Brian sorrise... sorrise nello stesso modo in cui sorrideva nel sogno... ghignava.
Durante questi dialoghi Brian aveva sempre avuto in mano il coltello.
Cominciò a bisbigliare: «Sono io il burattinaio... Sono io il burattinaio... Sono io il burattinaio.» Alzando ad ogni sillaba il tono di voce fino a quando non si fermò.

Alzò in aria il coltello.
Urlò.
E lo conficcò nel petto di Tom.

«Se lo meritava» pensò.
Continuò allora a colpire il petto di Tom che finì per non aver più sangue da spruzzare.

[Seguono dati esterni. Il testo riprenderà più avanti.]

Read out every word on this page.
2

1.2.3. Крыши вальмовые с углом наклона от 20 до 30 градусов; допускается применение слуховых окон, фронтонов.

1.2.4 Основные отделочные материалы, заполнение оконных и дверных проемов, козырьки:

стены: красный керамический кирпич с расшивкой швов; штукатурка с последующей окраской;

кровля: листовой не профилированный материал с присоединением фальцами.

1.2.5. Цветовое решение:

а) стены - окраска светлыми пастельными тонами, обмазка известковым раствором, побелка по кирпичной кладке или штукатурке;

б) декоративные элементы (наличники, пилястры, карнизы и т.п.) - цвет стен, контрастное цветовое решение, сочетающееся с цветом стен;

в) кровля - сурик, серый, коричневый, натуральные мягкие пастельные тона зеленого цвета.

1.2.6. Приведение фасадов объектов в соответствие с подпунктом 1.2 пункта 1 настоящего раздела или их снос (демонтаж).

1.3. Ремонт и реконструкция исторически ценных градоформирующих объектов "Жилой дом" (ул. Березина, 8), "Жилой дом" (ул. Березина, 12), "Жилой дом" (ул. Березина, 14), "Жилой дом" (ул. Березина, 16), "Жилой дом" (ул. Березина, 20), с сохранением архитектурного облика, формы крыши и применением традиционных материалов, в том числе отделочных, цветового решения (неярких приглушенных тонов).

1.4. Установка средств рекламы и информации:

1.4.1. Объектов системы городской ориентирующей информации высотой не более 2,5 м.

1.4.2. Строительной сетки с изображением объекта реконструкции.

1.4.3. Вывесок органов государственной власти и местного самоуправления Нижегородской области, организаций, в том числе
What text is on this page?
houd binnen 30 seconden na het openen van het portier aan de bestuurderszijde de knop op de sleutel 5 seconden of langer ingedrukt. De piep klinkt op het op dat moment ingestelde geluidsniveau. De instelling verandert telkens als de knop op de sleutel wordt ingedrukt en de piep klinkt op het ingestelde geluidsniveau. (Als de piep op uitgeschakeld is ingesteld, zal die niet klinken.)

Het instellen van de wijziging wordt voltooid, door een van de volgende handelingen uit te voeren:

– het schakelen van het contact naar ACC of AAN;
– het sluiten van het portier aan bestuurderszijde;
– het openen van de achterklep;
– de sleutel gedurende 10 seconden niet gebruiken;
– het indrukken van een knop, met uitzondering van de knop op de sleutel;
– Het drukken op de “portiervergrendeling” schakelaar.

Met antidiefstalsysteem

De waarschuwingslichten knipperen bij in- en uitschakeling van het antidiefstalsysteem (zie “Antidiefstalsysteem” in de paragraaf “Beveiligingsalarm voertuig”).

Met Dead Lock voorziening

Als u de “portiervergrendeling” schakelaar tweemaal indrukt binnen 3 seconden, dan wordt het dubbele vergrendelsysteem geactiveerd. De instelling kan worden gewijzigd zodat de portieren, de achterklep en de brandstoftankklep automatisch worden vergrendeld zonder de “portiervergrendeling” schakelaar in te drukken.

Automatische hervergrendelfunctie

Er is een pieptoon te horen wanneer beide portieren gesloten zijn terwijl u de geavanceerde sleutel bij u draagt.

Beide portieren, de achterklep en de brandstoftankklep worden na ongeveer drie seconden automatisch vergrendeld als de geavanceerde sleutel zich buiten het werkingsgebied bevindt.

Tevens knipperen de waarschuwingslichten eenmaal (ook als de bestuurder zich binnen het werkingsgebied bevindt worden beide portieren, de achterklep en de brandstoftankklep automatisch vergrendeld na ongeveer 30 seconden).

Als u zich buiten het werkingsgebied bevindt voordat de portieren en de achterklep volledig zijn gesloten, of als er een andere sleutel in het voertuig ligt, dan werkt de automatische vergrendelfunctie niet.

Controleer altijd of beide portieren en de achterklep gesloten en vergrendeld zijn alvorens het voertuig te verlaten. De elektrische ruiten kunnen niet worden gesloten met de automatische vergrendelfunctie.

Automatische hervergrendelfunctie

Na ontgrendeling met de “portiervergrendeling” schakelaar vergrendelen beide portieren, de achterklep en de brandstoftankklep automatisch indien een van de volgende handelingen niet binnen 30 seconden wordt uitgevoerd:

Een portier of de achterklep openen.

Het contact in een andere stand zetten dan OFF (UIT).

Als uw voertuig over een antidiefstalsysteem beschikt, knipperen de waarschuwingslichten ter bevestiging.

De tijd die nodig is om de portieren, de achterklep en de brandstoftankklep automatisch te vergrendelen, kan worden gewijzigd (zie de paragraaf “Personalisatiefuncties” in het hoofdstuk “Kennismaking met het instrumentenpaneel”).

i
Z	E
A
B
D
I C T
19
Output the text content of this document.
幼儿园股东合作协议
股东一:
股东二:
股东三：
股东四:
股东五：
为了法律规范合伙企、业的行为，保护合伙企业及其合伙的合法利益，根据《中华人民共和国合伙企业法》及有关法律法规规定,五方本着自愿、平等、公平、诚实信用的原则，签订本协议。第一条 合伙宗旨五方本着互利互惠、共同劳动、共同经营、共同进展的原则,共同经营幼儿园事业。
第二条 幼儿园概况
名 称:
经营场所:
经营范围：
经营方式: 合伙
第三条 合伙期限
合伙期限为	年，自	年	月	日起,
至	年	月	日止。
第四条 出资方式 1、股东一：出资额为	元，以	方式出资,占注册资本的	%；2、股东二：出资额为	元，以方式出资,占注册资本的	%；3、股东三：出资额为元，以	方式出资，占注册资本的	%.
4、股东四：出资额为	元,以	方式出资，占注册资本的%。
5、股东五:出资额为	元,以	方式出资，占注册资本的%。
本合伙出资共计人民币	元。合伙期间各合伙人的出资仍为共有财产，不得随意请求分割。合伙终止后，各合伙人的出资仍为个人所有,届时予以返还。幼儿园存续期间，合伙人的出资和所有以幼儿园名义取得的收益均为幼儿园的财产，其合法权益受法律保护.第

Quindi guardò il coltello.
Lo guardò da vicino.
Sempre più vicino.
E lo gettò a terra.
Trascinò Tom in casa, chiuse la porta, e si barricò in camera da letto.

Dopo un paio di giorni i vicini si accorsero che dalla casa non proveniva nessun suono e chiamarono la polizia.
Gli agenti trovarono Tom steso a terra in un lago di sangue rappreso e la porta della camera di Brian chiusa. La sfondarono.
Quello che trovarono fu un cadavere appeso per il collo ad un'asse del tetto.
Sul letto c'era un bigliettino giallo con scritta un'unica, a prima vista insignificante sillaba: "IO".